Two hundred millimeters at f/2. The implications take a moment to process. Background separation at portrait distances is absolute; subjects appear to be photographed in front of a painted flat, except that the blur has the quality of the L-series glass that produced it — smooth, without the nervous edge-defining artifacts that cheaper telephoto glass generates. At this effective focal length and aperture, the compressed perspective changes the feeling of faces: features flatten slightly in the aesthetically pleasing way associated with longer glass, and the rendering of the relationship between subject and environment approaches what editorial photographers spend significant money to achieve with full-frame telephoto primes.

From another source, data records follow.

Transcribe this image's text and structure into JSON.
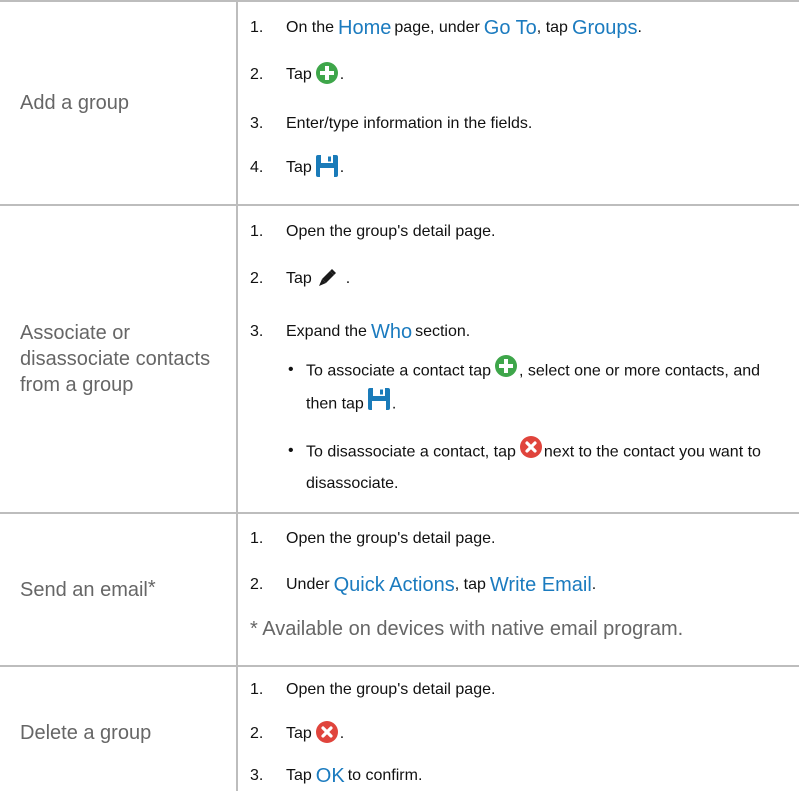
{
  "rows": [
    {
      "task": "Add a group",
      "steps": [
        {
          "num": "1.",
          "a": "On the",
          "home": "Home",
          "b": "page, under",
          "goto": "Go To",
          "c": ", tap",
          "groups": "Groups",
          "d": "."
        },
        {
          "num": "2.",
          "a": "Tap",
          "icon": "add-icon",
          "b": "."
        },
        {
          "num": "3.",
          "a": "Enter/type information in the fields."
        },
        {
          "num": "4.",
          "a": "Tap",
          "icon": "save-icon",
          "b": "."
        }
      ]
    },
    {
      "task": "Associate or disassociate contacts from a group",
      "steps": [
        {
          "num": "1.",
          "a": "Open the group's detail page."
        },
        {
          "num": "2.",
          "a": "Tap",
          "icon": "edit-icon",
          "b": "."
        },
        {
          "num": "3.",
          "a": "Expand the",
          "who": "Who",
          "b": "section."
        }
      ],
      "bullets": [
        {
          "dot": "•",
          "a": "To associate a contact tap",
          "b": ", select one or more contacts, and then tap",
          "c": "."
        },
        {
          "dot": "•",
          "a": "To disassociate a contact, tap",
          "b": "next to the contact you want to disassociate."
        }
      ]
    },
    {
      "task": "Send an email",
      "task_mark": "*",
      "steps": [
        {
          "num": "1.",
          "a": "Open the group's detail page."
        },
        {
          "num": "2.",
          "a": "Under",
          "qa": "Quick Actions",
          "b": ", tap",
          "we": "Write Email",
          "c": "."
        }
      ],
      "note": "* Available on devices with native email program."
    },
    {
      "task": "Delete a group",
      "steps": [
        {
          "num": "1.",
          "a": "Open the group's detail page."
        },
        {
          "num": "2.",
          "a": "Tap",
          "icon": "delete-icon",
          "b": "."
        },
        {
          "num": "3.",
          "a": "Tap",
          "ok": "OK",
          "b": "to confirm."
        }
      ]
    }
  ],
  "colors": {
    "link": "#1b7bbf",
    "add": "#3ea64a",
    "save": "#1a7bb9",
    "delete": "#e0443c",
    "rule": "#bdbdbd",
    "task_text": "#666666"
  }
}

The Sigma MC-11 adapter’s EF-to-E conversion is the most reliable cross-manufacturer electronic adapter available. Phase-detect autofocus passes through with sufficient fidelity to make the A6700’s subject tracking genuinely usable, though the EF 135mm’s ring USM motor is faster than what the MC-11 protocol can fully exploit. In practice: single-subject face and eye tracking works well in good light; continuous tracking of unpredictable motion pushes the system toward its limits. For portrait and editorial work — the obvious applications — the AF performance is acceptable. For fast action, native glass is the correct answer.

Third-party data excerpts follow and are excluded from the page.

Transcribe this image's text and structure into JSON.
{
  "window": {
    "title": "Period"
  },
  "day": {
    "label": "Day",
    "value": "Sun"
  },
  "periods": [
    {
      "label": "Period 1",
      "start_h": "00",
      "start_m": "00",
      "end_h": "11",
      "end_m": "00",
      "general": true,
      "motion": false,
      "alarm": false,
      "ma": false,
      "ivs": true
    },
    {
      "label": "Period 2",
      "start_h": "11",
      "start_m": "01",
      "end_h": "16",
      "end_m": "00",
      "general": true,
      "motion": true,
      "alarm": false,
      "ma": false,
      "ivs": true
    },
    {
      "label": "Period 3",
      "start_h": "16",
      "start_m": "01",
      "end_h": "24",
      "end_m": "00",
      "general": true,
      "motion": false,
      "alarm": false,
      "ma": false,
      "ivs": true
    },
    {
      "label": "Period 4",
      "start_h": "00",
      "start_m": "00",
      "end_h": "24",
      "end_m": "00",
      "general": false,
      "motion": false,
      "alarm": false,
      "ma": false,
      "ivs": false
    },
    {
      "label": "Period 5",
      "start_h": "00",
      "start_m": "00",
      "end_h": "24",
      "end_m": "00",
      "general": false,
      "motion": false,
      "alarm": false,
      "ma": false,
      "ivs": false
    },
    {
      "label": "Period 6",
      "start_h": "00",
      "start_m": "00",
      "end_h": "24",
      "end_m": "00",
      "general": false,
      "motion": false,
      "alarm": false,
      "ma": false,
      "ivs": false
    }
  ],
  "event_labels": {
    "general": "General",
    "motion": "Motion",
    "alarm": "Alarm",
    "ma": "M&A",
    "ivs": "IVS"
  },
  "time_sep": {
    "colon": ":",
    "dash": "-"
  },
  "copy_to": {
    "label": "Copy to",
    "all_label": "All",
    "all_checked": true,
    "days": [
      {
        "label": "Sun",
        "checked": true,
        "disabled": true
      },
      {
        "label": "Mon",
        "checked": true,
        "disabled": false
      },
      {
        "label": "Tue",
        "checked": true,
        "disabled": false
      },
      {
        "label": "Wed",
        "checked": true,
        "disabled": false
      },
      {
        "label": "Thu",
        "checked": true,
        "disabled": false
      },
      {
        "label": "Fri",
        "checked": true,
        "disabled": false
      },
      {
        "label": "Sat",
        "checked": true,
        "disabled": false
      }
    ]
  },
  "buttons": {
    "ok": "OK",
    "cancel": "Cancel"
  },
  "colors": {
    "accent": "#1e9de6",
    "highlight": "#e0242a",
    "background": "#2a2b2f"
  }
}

The EF 135mm f/2L on any camera is a physically substantial lens — 750 grams, with a front element that communicates serious intent. On the A6700’s compact body, balance is front-heavy but manageable, and the A6700’s grip is deeper than it looks in promotional images. A half-day shoot is not uncomfortable.
What makes this combination worth documenting is the math. A Sony A6700 (approximately $1,400 new), Sigma MC-11 ($199), and used Canon EF 135mm f/2L ($700) arrive at a combined investment under $2,300. The effective output — 202mm at f/2, with A6700-grade subject tracking — has no direct native-glass equivalent in any system at any price. It requires comfort with cross-brand adapting, acceptance of AF that is good but not native-great, and willingness to shoot a lens that belonged to the previous generation. In exchange, it delivers something genuinely unique.